4. Increasing Professionalization of Small and Mid-Sized Nonprofits
Successful small and mid-sized nonprofits are learning tricks from universities and other philanthropic behemoths by investing more time and resources in technology and development. Increasingly development directors of these nonprofits, including synagogues, are experienced professionals who are trained in the theories and practices of fundraising. In many of these modest nonprofits, we are seeing improved communications to various donor segments, with technology and social media being used in effective and strategic ways. To be sure, this doesn’t hold true for everyone and many Jewish organizations have some catching up to do regarding the professionalization of their development programs. The improvement we are seeing is encouraging news. But it also means increased competition and the smallest fish will have to fight even harder to stay in the pond.

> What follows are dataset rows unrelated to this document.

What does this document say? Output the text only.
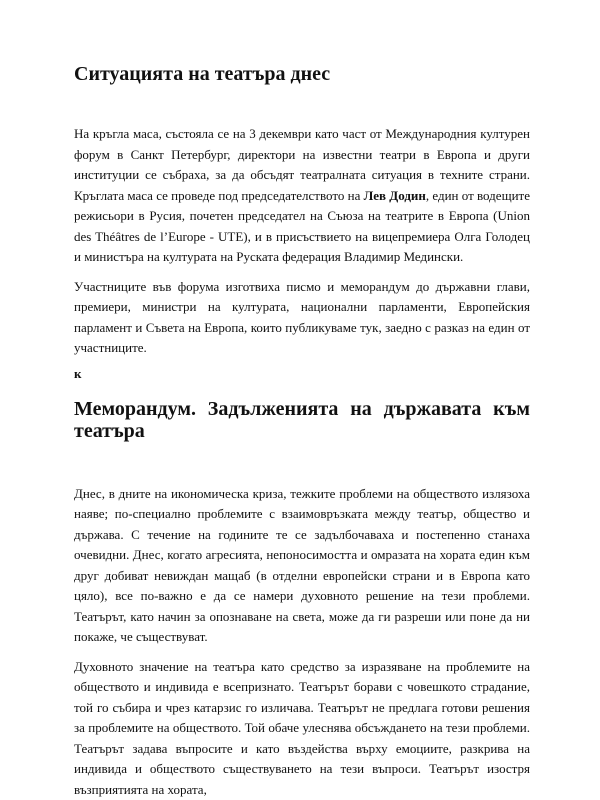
Ситуацията на театъра днес

На кръгла маса, състояла се на 3 декември като част от Международния културен форум в Санкт Петербург, директори на известни театри в Европа и други институции се събраха, за да обсъдят театралната ситуация в техните страни. Кръглата маса се проведе под председателството на Лев Додин, един от водещите режисьори в Русия, почетен председател на Съюза на театрите в Европа (Union des Théâtres de l’Europe - UTE), и в присъствието на вицепремиера Олга Голодец и министъра на културата на Руската федерация Владимир Медински.

Участниците във форума изготвиха писмо и меморандум до държавни глави, премиери, министри на културата, национални парламенти, Европейския парламент и Съвета на Европа, които публикуваме тук, заедно с разказ на един от участниците.

к
Меморандум. Задълженията на държавата към театъра

Днес, в дните на икономическа криза, тежките проблеми на обществото излязоха наяве; по-специално проблемите с взаимовръзката между театър, общество и държава. С течение на годините те се задълбочаваха и постепенно станаха очевидни. Днес, когато агресията, непоносимостта и омразата на хората един към друг добиват невиждан мащаб (в отделни европейски страни и в Европа като цяло), все по-важно е да се намери духовното решение на тези проблеми. Театърът, като начин за опознаване на света, може да ги разреши или поне да ни покаже, че съществуват.

Духовното значение на театъра като средство за изразяване на проблемите на обществото и индивида е всепризнато. Театърът борави с човешкото страдание, той го събира и чрез катарзис го изличава. Театърът не предлага готови решения за проблемите на обществото. Той обаче улеснява обсъждането на тези проблеми. Театърът задава въпросите и като въздейства върху емоциите, разкрива на индивида и обществото съществуването на тези въпроси. Театърът изостря възприятията на хората,
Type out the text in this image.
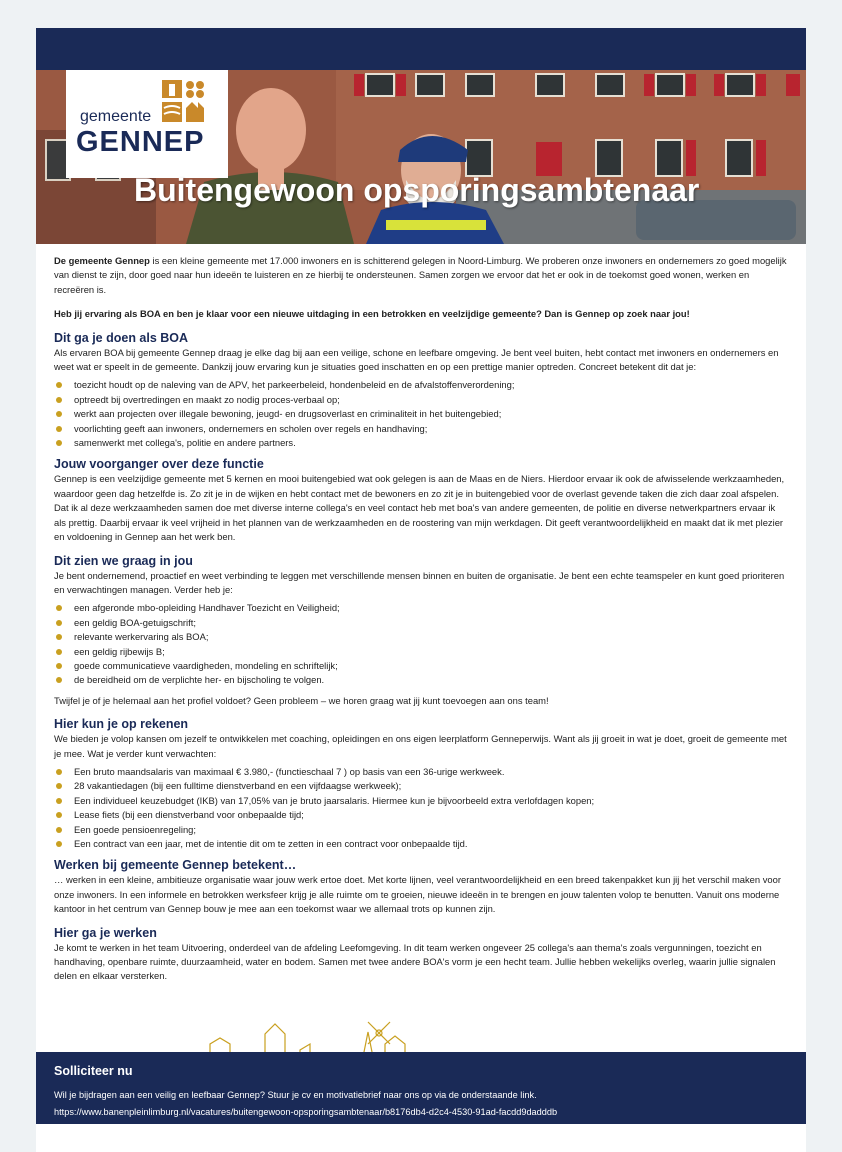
gemeente
GENNEP
Buitengewoon opsporingsambtenaar

De gemeente Gennep is een kleine gemeente met 17.000 inwoners en is schitterend gelegen in Noord-Limburg. We proberen onze inwoners en ondernemers zo goed mogelijk van dienst te zijn, door goed naar hun ideeën te luisteren en ze hierbij te ondersteunen. Samen zorgen we ervoor dat het er ook in de toekomst goed wonen, werken en recreëren is.

Heb jij ervaring als BOA en ben je klaar voor een nieuwe uitdaging in een betrokken en veelzijdige gemeente? Dan is Gennep op zoek naar jou!

Dit ga je doen als BOA

Als ervaren BOA bij gemeente Gennep draag je elke dag bij aan een veilige, schone en leefbare omgeving. Je bent veel buiten, hebt contact met inwoners en ondernemers en weet wat er speelt in de gemeente. Dankzij jouw ervaring kun je situaties goed inschatten en op een prettige manier optreden. Concreet betekent dit dat je:

toezicht houdt op de naleving van de APV, het parkeerbeleid, hondenbeleid en de afvalstoffenverordening;
optreedt bij overtredingen en maakt zo nodig proces-verbaal op;
werkt aan projecten over illegale bewoning, jeugd- en drugsoverlast en criminaliteit in het buitengebied;
voorlichting geeft aan inwoners, ondernemers en scholen over regels en handhaving;
samenwerkt met collega's, politie en andere partners.
Jouw voorganger over deze functie

Gennep is een veelzijdige gemeente met 5 kernen en mooi buitengebied wat ook gelegen is aan de Maas en de Niers. Hierdoor ervaar ik ook de afwisselende werkzaamheden, waardoor geen dag hetzelfde is. Zo zit je in de wijken en hebt contact met de bewoners en zo zit je in buitengebied voor de overlast gevende taken die zich daar zoal afspelen. Dat ik al deze werkzaamheden samen doe met diverse interne collega's en veel contact heb met boa's van andere gemeenten, de politie en diverse netwerkpartners ervaar ik als prettig. Daarbij ervaar ik veel vrijheid in het plannen van de werkzaamheden en de roostering van mijn werkdagen. Dit geeft verantwoordelijkheid en maakt dat ik met plezier en voldoening in Gennep aan het werk ben.

Dit zien we graag in jou

Je bent ondernemend, proactief en weet verbinding te leggen met verschillende mensen binnen en buiten de organisatie. Je bent een echte teamspeler en kunt goed prioriteren en verwachtingen managen. Verder heb je:

een afgeronde mbo-opleiding Handhaver Toezicht en Veiligheid;
een geldig BOA-getuigschrift;
relevante werkervaring als BOA;
een geldig rijbewijs B;
goede communicatieve vaardigheden, mondeling en schriftelijk;
de bereidheid om de verplichte her- en bijscholing te volgen.

Twijfel je of je helemaal aan het profiel voldoet? Geen probleem – we horen graag wat jij kunt toevoegen aan ons team!

Hier kun je op rekenen

We bieden je volop kansen om jezelf te ontwikkelen met coaching, opleidingen en ons eigen leerplatform Genneperwijs. Want als jij groeit in wat je doet, groeit de gemeente met je mee. Wat je verder kunt verwachten:

Een bruto maandsalaris van maximaal € 3.980,- (functieschaal 7 ) op basis van een 36-urige werkweek.
28 vakantiedagen (bij een fulltime dienstverband en een vijfdaagse werkweek);
Een individueel keuzebudget (IKB) van 17,05% van je bruto jaarsalaris. Hiermee kun je bijvoorbeeld extra verlofdagen kopen;
Lease fiets (bij een dienstverband voor onbepaalde tijd;
Een goede pensioenregeling;
Een contract van een jaar, met de intentie dit om te zetten in een contract voor onbepaalde tijd.
Werken bij gemeente Gennep betekent…

… werken in een kleine, ambitieuze organisatie waar jouw werk ertoe doet. Met korte lijnen, veel verantwoordelijkheid en een breed takenpakket kun jij het verschil maken voor onze inwoners. In een informele en betrokken werksfeer krijg je alle ruimte om te groeien, nieuwe ideeën in te brengen en jouw talenten volop te benutten. Vanuit ons moderne kantoor in het centrum van Gennep bouw je mee aan een toekomst waar we allemaal trots op kunnen zijn.

Hier ga je werken

Je komt te werken in het team Uitvoering, onderdeel van de afdeling Leefomgeving. In dit team werken ongeveer 25 collega's aan thema's zoals vergunningen, toezicht en handhaving, openbare ruimte, duurzaamheid, water en bodem. Samen met twee andere BOA's vorm je een hecht team. Jullie hebben wekelijks overleg, waarin jullie signalen delen en elkaar versterken.

Solliciteer nu
Wil je bijdragen aan een veilig en leefbaar Gennep? Stuur je cv en motivatiebrief naar ons op via de onderstaande link.
https://www.banenpleinlimburg.nl/vacatures/buitengewoon-opsporingsambtenaar/b8176db4-d2c4-4530-91ad-facdd9dadddb
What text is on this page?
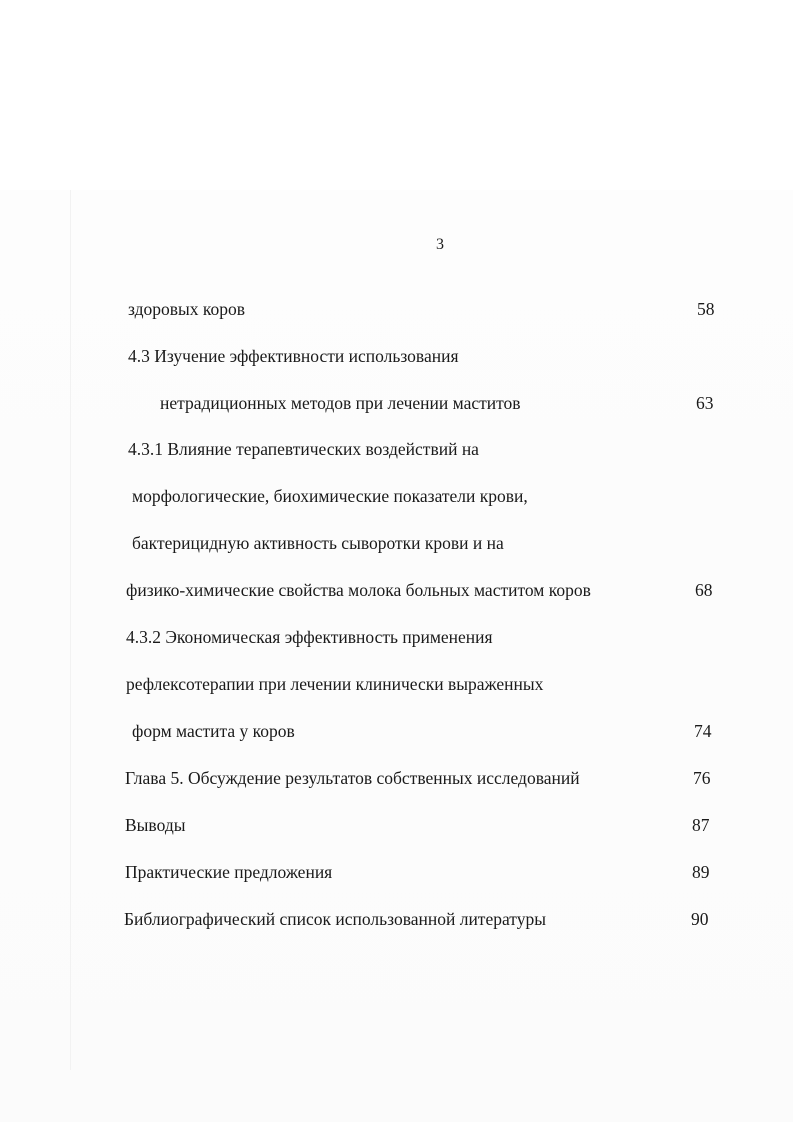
3
здоровых коров	58
4.3 Изучение эффективности использования
нетрадиционных методов при лечении маститов	63
4.3.1 Влияние терапевтических воздействий на
морфологические, биохимические показатели крови,
бактерицидную активность сыворотки крови и на
физико-химические свойства молока больных маститом коров	68
4.3.2 Экономическая эффективность применения
рефлексотерапии при лечении клинически выраженных
форм мастита у коров	74
Глава 5. Обсуждение результатов собственных исследований	76
Выводы	87
Практические предложения	89
Библиографический список использованной литературы	90
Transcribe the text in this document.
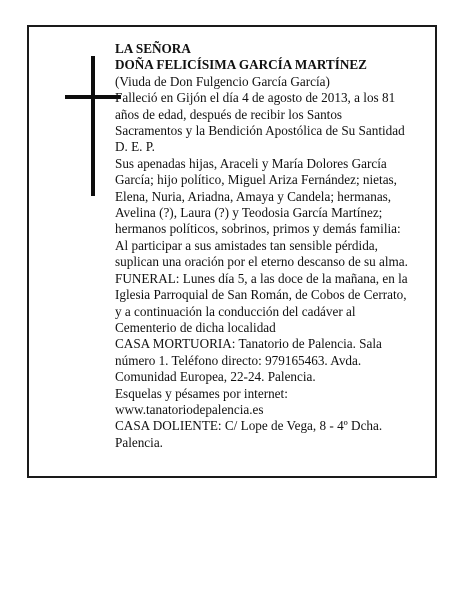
LA SEÑORA
DOÑA FELICÍSIMA GARCÍA MARTÍNEZ
(Viuda de Don Fulgencio García García)
Falleció en Gijón el día 4 de agosto de 2013, a los 81
años de edad, después de recibir los Santos
Sacramentos y la Bendición Apostólica de Su Santidad
D. E. P.
Sus apenadas hijas, Araceli y María Dolores García
García; hijo político, Miguel Ariza Fernández; nietas,
Elena, Nuria, Ariadna, Amaya y Candela; hermanas,
Avelina (?), Laura (?) y Teodosia García Martínez;
hermanos políticos, sobrinos, primos y demás familia:
Al participar a sus amistades tan sensible pérdida,
suplican una oración por el eterno descanso de su alma.
FUNERAL: Lunes día 5, a las doce de la mañana, en la
Iglesia Parroquial de San Román, de Cobos de Cerrato,
y a continuación la conducción del cadáver al
Cementerio de dicha localidad
CASA MORTUORIA: Tanatorio de Palencia. Sala
número 1. Teléfono directo: 979165463. Avda.
Comunidad Europea, 22-24. Palencia.
Esquelas y pésames por internet:
www.tanatoriodepalencia.es
CASA DOLIENTE: C/ Lope de Vega, 8 - 4º Dcha.
Palencia.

I expect to see other big changes to the Jewish community and how it operates. As we collectively search for ways to build institutions that suit the needs of the 21st century and create opportunities for meaningful engagement, it is encouraging to know that donors are willing to support our nonprofits in their efforts. However, while the challenges may not be as steep as the years of the recessions, challenges still persist. Let us embrace the challenges and build a better Jewish world – one gift at a time. I expect 2015 to be a seminal year for change in the nonprofit world.
Robert Evans, President of the Evans Consulting Group in suburban Philadelphia has more than 35 years of experience advising nonprofits on fundraising campaigns and strategic planning. A member of the Giving USA editorial review board and a board member of the Giving Institute, Mr. Evans is frequently quoted in media outlets such as The New York Times and is a regular contributor to eJewishPhilanthropy.com.